Ammunition cartridge family

The Thompson/Center Ugalde, or TCU family of wildcat cartridges, was developed by Wes Ugalde of Fallon, Nevada, by necking up .223 Remington brass to accept larger bullets. The cartridges were developed for the Thompson Center Arms Contender single shot pistol, and are widely used in handgun metallic silhouette competition and handgun hunting.

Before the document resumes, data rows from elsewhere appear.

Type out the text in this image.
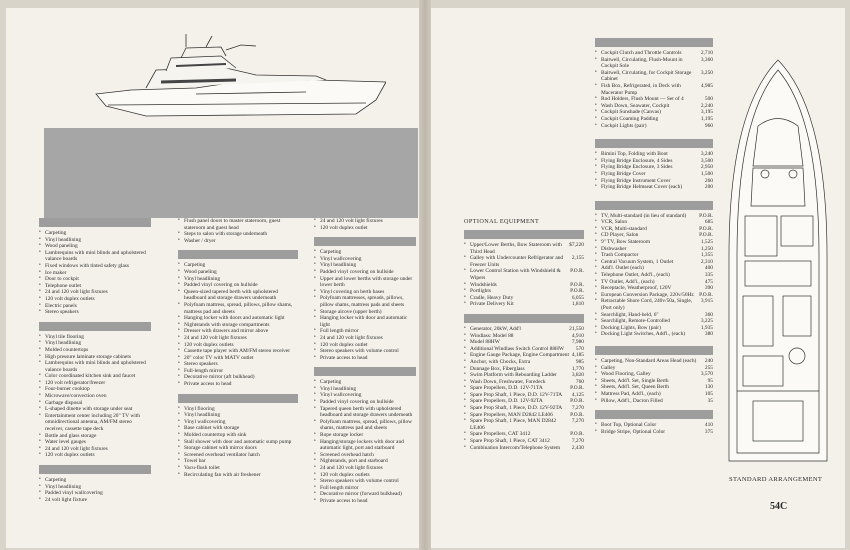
• Carpeting
• Vinyl headlining
• Wood paneling
• Lambrequins with mini blinds and upholstered valance boards
• Fixed windows with tinted safety glass
• Ice maker
• Door to cockpit
• Telephone outlet
• 24 and 120 volt light fixtures
• 120 volt duplex outlets
• Electric panels
• Stereo speakers
• Vinyl tile flooring
• Vinyl headlining
• Molded countertops
• High pressure laminate storage cabinets
• Lambrequins with mini blinds and upholstered valance boards
• Color coordinated kitchen sink and faucet
• 120 volt refrigerator/freezer
• Four-burner cooktop
• Microwave/convection oven
• Garbage disposal
• L-shaped dinette with storage under seat
• Entertainment center including 20" TV with omnidirectional antenna, AM/FM stereo receiver, cassette tape deck
• Bottle and glass storage
• Water level gauges
• 24 and 120 volt light fixtures
• 120 volt duplex outlets
• Carpeting
• Vinyl headlining
• Padded vinyl wallcovering
• 24 volt light fixture
• Flush panel doors to master stateroom, guest stateroom and guest head
• Steps to salon with storage underneath
• Washer / dryer
• Carpeting
• Wood paneling
• Vinyl headlining
• Padded vinyl covering on hullside
• Queen-sized tapered berth with upholstered headboard and storage drawers underneath
• Polyfoam mattress, spread, pillows, pillow shams, mattress pad and sheets
• Hanging locker with doors and automatic light
• Nightstands with storage compartments
• Dresser with drawers and mirror above
• 24 and 120 volt light fixtures
• 120 volt duplex outlets
• Cassette tape player with AM/FM stereo receiver
• 20" color TV with MATV outlet
• Stereo speakers
• Full-length mirror
• Decorative mirror (aft bulkhead)
• Private access to head
• Vinyl flooring
• Vinyl headlining
• Vinyl wallcovering
• Base cabinet with storage
• Molded countertop with sink
• Stall shower with door and automatic sump pump
• Storage cabinet with mirror doors
• Screened overhead ventilator hatch
• Towel bar
• Vacu-flush toilet
• Recirculating fan with air freshener
• 24 and 120 volt light fixtures
• 120 volt duplex outlet
• Carpeting
• Vinyl wallcovering
• Vinyl headlining
• Padded vinyl covering on hullside
• Upper and lower berths with storage under lower berth
• Vinyl covering on berth bases
• Polyfoam mattresses, spreads, pillows, pillow shams, mattress pads and sheets
• Storage alcove (upper berth)
• Hanging locker with door and automatic light
• Full length mirror
• 24 and 120 volt light fixtures
• 120 volt duplex outlet
• Stereo speakers with volume control
• Private access to head
• Carpeting
• Vinyl headlining
• Vinyl wallcovering
• Padded vinyl covering on hullside
• Tapered queen berth with upholstered headboard and storage drawers underneath
• Polyfoam mattress, spread, pillows, pillow shams, mattress pad and sheets
• Rope storage locker
• Hanging/storage lockers with door and automatic light, port and starboard
• Screened overhead hatch
• Nightstands, port and starboard
• 24 and 120 volt light fixtures
• 120 volt duplex outlets
• Stereo speakers with volume control
• Full length mirror
• Decorative mirror (forward bulkhead)
• Private access to head
OPTIONAL EQUIPMENT
• Upper/Lower Berths, Bow Stateroom with Third Head
$7,220
• Galley with Undercounter Refrigerator and Freezer Units
2,155
• Lower Control Station with Windshield & Wipers
P.O.R.
• Windshields	P.O.R.
• Portlights	P.O.R.
• Cradle, Heavy Duty	6,055
• Private Delivery Kit	1,810
• Generator, 20kW, Add'l	21,550
• Windlass: Model 88	4,910
• Model 88HW	7,980
• Additional Windlass Switch Control 88HW	570
• Engine Gauge Package, Engine Compartment 4,185
• Anchor, with Chocks, Extra	985
• Dunnage Box, Fiberglass	1,770
• Swim Platform with Reboarding Ladder	3,820
• Wash Down, Freshwater, Foredeck	760
• Spare Propellers, D.D. 12V-71TA	P.O.R.
• Spare Prop Shaft, 1 Piece, D.D. 12V-71TA	4,125
• Spare Propellers, D.D. 12V-92TA	P.O.R.
• Spare Prop Shaft, 1 Piece, D.D. 12V-92TA	7,270
• Spare Propellers, MAN D2842 LE406	P.O.R.
• Spare Prop Shaft, 1 Piece, MAN D2842 LE406
7,270
• Spare Propellers, CAT 3412	P.O.R.
• Spare Prop Shaft, 1 Piece, CAT 3412	7,270
• Combination Intercom/Telephone System	2,430
• Cockpit Clutch and Throttle Controls	2,710
• Baitwell, Circulating, Flush-Mount in Cockpit Sole
3,360
• Baitwell, Circulating, for Cockpit Storage Cabinet
3,250
• Fish Box, Refrigerated, in Deck with Macerator Pump
4,985
• Rod Holders, Flush Mount — Set of 4	500
• Wash Down, Seawater, Cockpit	2,240
• Cockpit Sunshade (Canvas)	3,195
• Cockpit Coaming Padding	1,195
• Cockpit Lights (pair)	960
• Bimini Top, Folding with Boot	3,240
• Flying Bridge Enclosure, 4 Sides	3,500
• Flying Bridge Enclosure, 3 Sides	2,950
• Flying Bridge Cover	1,500
• Flying Bridge Instrument Cover	260
• Flying Bridge Helmseat Cover (each)	200
• TV, Multi-standard (in lieu of standard)	P.O.R.
• VCR, Salon	685
• VCR, Multi-standard	P.O.R.
• CD Player, Salon	P.O.R.
• 9" TV, Bow Stateroom	1,525
• Dishwasher	1,250
• Trash Compactor	1,355
• Central Vacuum System, 1 Outlet	2,310
• Add'l. Outlet (each)	400
• Telephone Outlet, Add'l., (each)	335
• TV Outlet, Add'l., (each)	475
• Receptacle, Weatherproof, 120V	390
• European Conversion Package, 220v/50Hz P.O.R.
• Retractable Shore Cord, 240v/50a, Single, (Port only)
3,915
• Searchlight, Hand-held, 6"	360
• Searchlight, Remote-Controlled	3,225
• Docking Lights, Bow (pair)	1,935
• Docking Light Switches, Add'l., (each)	380
• Carpeting, Non-Standard Areas Head (each)	240
• Galley	255
• Wood Flooring, Galley	3,570
• Sheets, Add'l. Set, Single Berth	95
• Sheets, Add'l. Set, Queen Berth	130
• Mattress Pad, Add'l., (each)	105
• Pillow, Add'l., Dacron Filled	35
• Boot Top, Optional Color	410
• Bridge Stripe, Optional Color	375
STANDARD ARRANGEMENT
54C
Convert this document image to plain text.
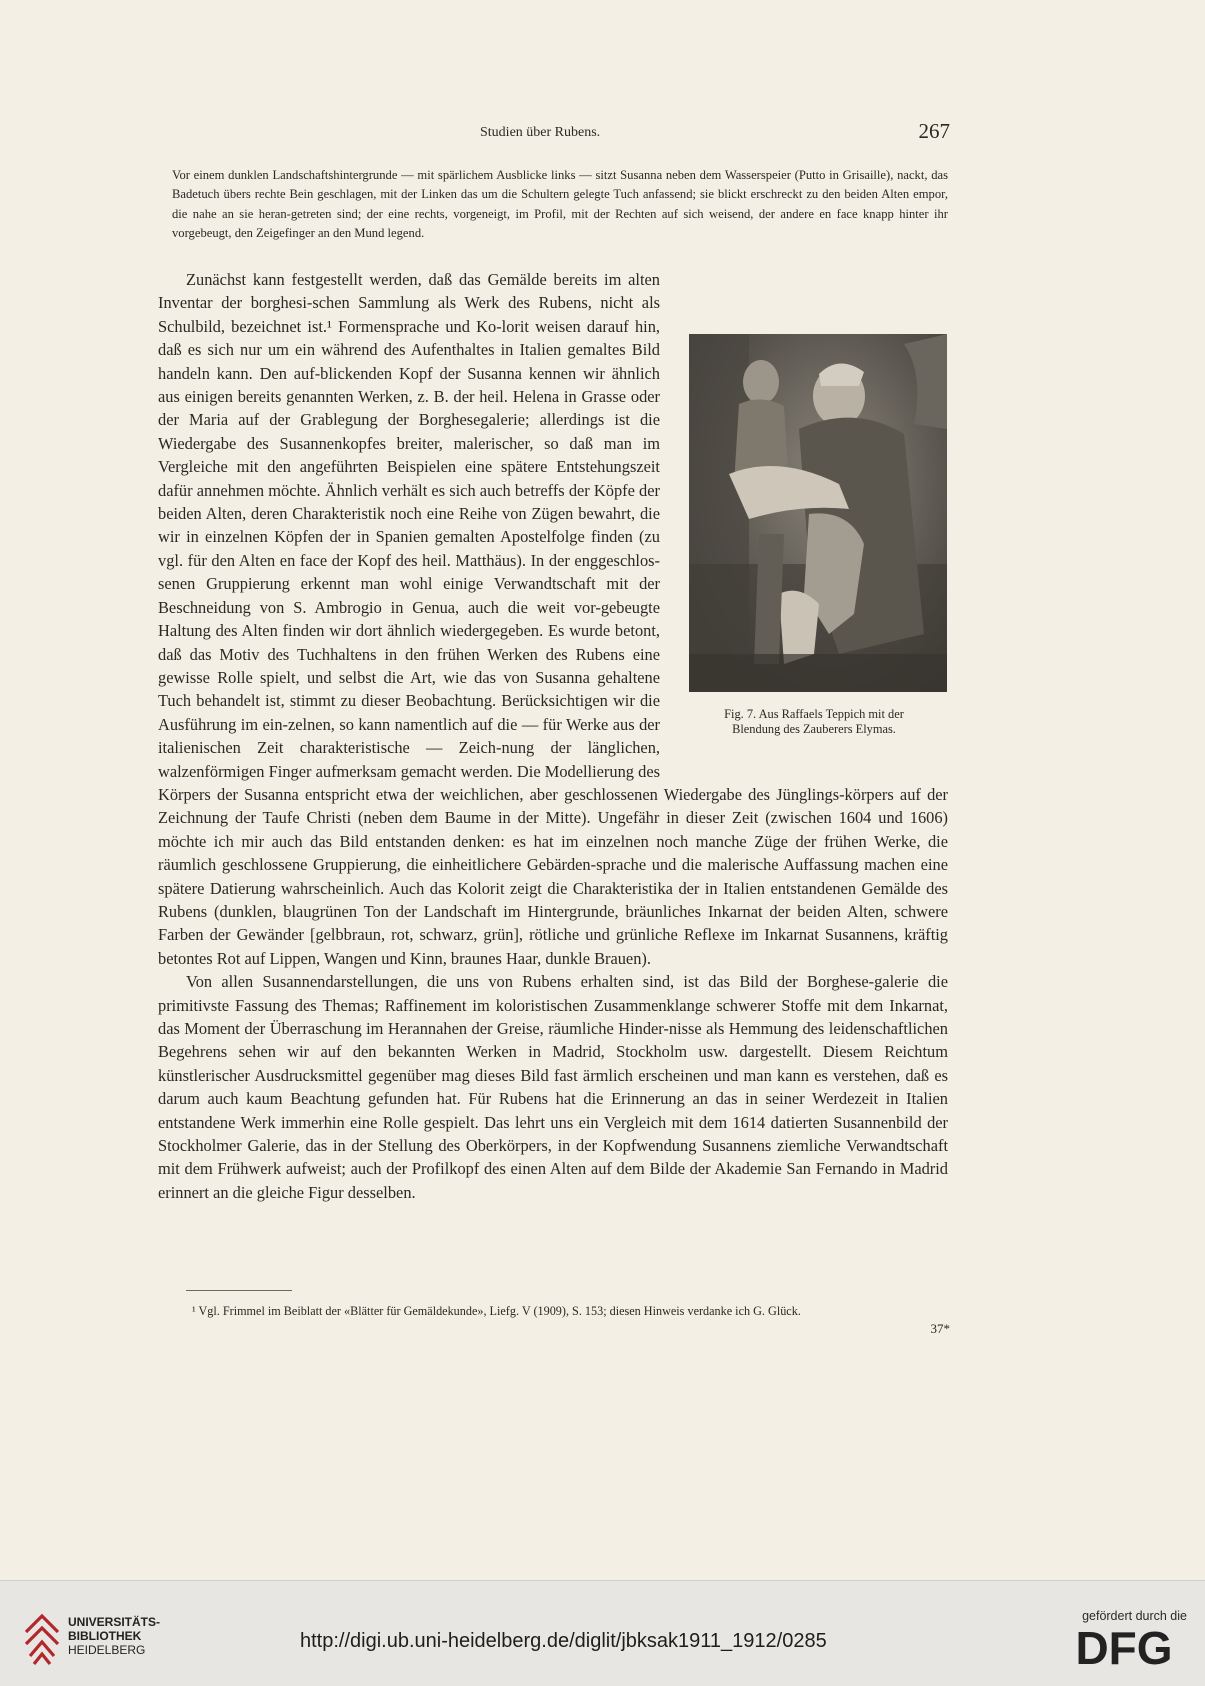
Studien über Rubens.	267
Vor einem dunklen Landschaftshintergrunde — mit spärlichem Ausblicke links — sitzt Susanna neben dem Wasserspeier (Putto in Grisaille), nackt, das Badetuch übers rechte Bein geschlagen, mit der Linken das um die Schultern gelegte Tuch anfassend; sie blickt erschreckt zu den beiden Alten empor, die nahe an sie heran-getreten sind; der eine rechts, vorgeneigt, im Profil, mit der Rechten auf sich weisend, der andere en face knapp hinter ihr vorgebeugt, den Zeigefinger an den Mund legend.
Fig. 7. Aus Raffaels Teppich mit der
Blendung des Zauberers Elymas.

Zunächst kann festgestellt werden, daß das Gemälde bereits im alten Inventar der borghesi-schen Sammlung als Werk des Rubens, nicht als Schulbild, bezeichnet ist.¹ Formensprache und Ko-lorit weisen darauf hin, daß es sich nur um ein während des Aufenthaltes in Italien gemaltes Bild handeln kann. Den auf-blickenden Kopf der Susanna kennen wir ähnlich aus einigen bereits genannten Werken, z. B. der heil. Helena in Grasse oder der Maria auf der Grablegung der Borghesegalerie; allerdings ist die Wiedergabe des Susannenkopfes breiter, malerischer, so daß man im Vergleiche mit den angeführten Beispielen eine spätere Entstehungszeit dafür annehmen möchte. Ähnlich verhält es sich auch betreffs der Köpfe der beiden Alten, deren Charakteristik noch eine Reihe von Zügen bewahrt, die wir in einzelnen Köpfen der in Spanien gemalten Apostelfolge finden (zu vgl. für den Alten en face der Kopf des heil. Matthäus). In der enggeschlos-senen Gruppierung erkennt man wohl einige Verwandtschaft mit der Beschneidung von S. Ambrogio in Genua, auch die weit vor-gebeugte Haltung des Alten finden wir dort ähnlich wiedergegeben. Es wurde betont, daß das Motiv des Tuchhaltens in den frühen Werken des Rubens eine gewisse Rolle spielt, und selbst die Art, wie das von Susanna gehaltene Tuch behandelt ist, stimmt zu dieser Beobachtung. Berücksichtigen wir die Ausführung im ein-zelnen, so kann namentlich auf die — für Werke aus der italienischen Zeit charakteristische — Zeich-nung der länglichen, walzenförmigen Finger aufmerksam gemacht werden. Die Modellierung des Körpers der Susanna entspricht etwa der weichlichen, aber geschlossenen Wiedergabe des Jünglings-körpers auf der Zeichnung der Taufe Christi (neben dem Baume in der Mitte). Ungefähr in dieser Zeit (zwischen 1604 und 1606) möchte ich mir auch das Bild entstanden denken: es hat im einzelnen noch manche Züge der frühen Werke, die räumlich geschlossene Gruppierung, die einheitlichere Gebärden-sprache und die malerische Auffassung machen eine spätere Datierung wahrscheinlich. Auch das Kolorit zeigt die Charakteristika der in Italien entstandenen Gemälde des Rubens (dunklen, blaugrünen Ton der Landschaft im Hintergrunde, bräunliches Inkarnat der beiden Alten, schwere Farben der Gewänder [gelbbraun, rot, schwarz, grün], rötliche und grünliche Reflexe im Inkarnat Susannens, kräftig betontes Rot auf Lippen, Wangen und Kinn, braunes Haar, dunkle Brauen).

Von allen Susannendarstellungen, die uns von Rubens erhalten sind, ist das Bild der Borghese-galerie die primitivste Fassung des Themas; Raffinement im koloristischen Zusammenklange schwerer Stoffe mit dem Inkarnat, das Moment der Überraschung im Herannahen der Greise, räumliche Hinder-nisse als Hemmung des leidenschaftlichen Begehrens sehen wir auf den bekannten Werken in Madrid, Stockholm usw. dargestellt. Diesem Reichtum künstlerischer Ausdrucksmittel gegenüber mag dieses Bild fast ärmlich erscheinen und man kann es verstehen, daß es darum auch kaum Beachtung gefunden hat. Für Rubens hat die Erinnerung an das in seiner Werdezeit in Italien entstandene Werk immerhin eine Rolle gespielt. Das lehrt uns ein Vergleich mit dem 1614 datierten Susannenbild der Stockholmer Galerie, das in der Stellung des Oberkörpers, in der Kopfwendung Susannens ziemliche Verwandtschaft mit dem Frühwerk aufweist; auch der Profilkopf des einen Alten auf dem Bilde der Akademie San Fernando in Madrid erinnert an die gleiche Figur desselben.

¹ Vgl. Frimmel im Beiblatt der «Blätter für Gemäldekunde», Liefg. V (1909), S. 153; diesen Hinweis verdanke ich G. Glück.
37*
UNIVERSITÄTS-
BIBLIOTHEK
HEIDELBERG	http://digi.ub.uni-heidelberg.de/diglit/jbksak1911_1912/0285
gefördert durch die
DFG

==History and motivation==
The Contender pistol, with its break action, provides a very versatile platform for experimenting with cartridges, since all that is needed to change calibers is to change barrels. While not as strong as bolt action designs, such as the Remington XP-100, the Contender is capable of handling medium power cartridges, and many wildcats appeared based on cartridges such as the .30-30 Winchester and the .223 Remington. The TCU family is formed by necking up the .223 to the new diameter, and fire forming to reduce case taper and increase shoulder angle. The 7 mm version first appeared around 1980, with the .25 caliber appearing in 1987. The larger calibers provide more downrange energy, and resist wind deflection better than the original .22 caliber (5.56mm) bullet, and the moderate case capacity of the .223 Remington works well in the short pistol barrels.

==Variants==
The cartridges in the TCU family include:
- 6 mm TCU (.243 caliber)
- .25 Ugalde, also known as .25 TCU (6.35 mm)
- 6.5 mm TCU, also known as 6.5×45 mm (.264 caliber, really a 6.7 mm bullet)
- 7 mm TCU (.284 caliber)
- .30 TCU (.308 caliber)

==Popularity==
The TCU family of cartridges is still going strong in competition, with top shooters at the 2007 IHMSA championship shooting 6.5 mm and 7 mm TCU from both Contenders and other pistols.

==Methodology==
Generally, only new, unfired .223 Remington brass is used for handloading TCU cartridges to avoid the premature case neck splits that can occur when resizing previously-fired .223 Remington brass with TCU reloading dies. Done this way, TCU sized brass generally becomes as reliable for multiple reloadings as any other handgun cartridge case.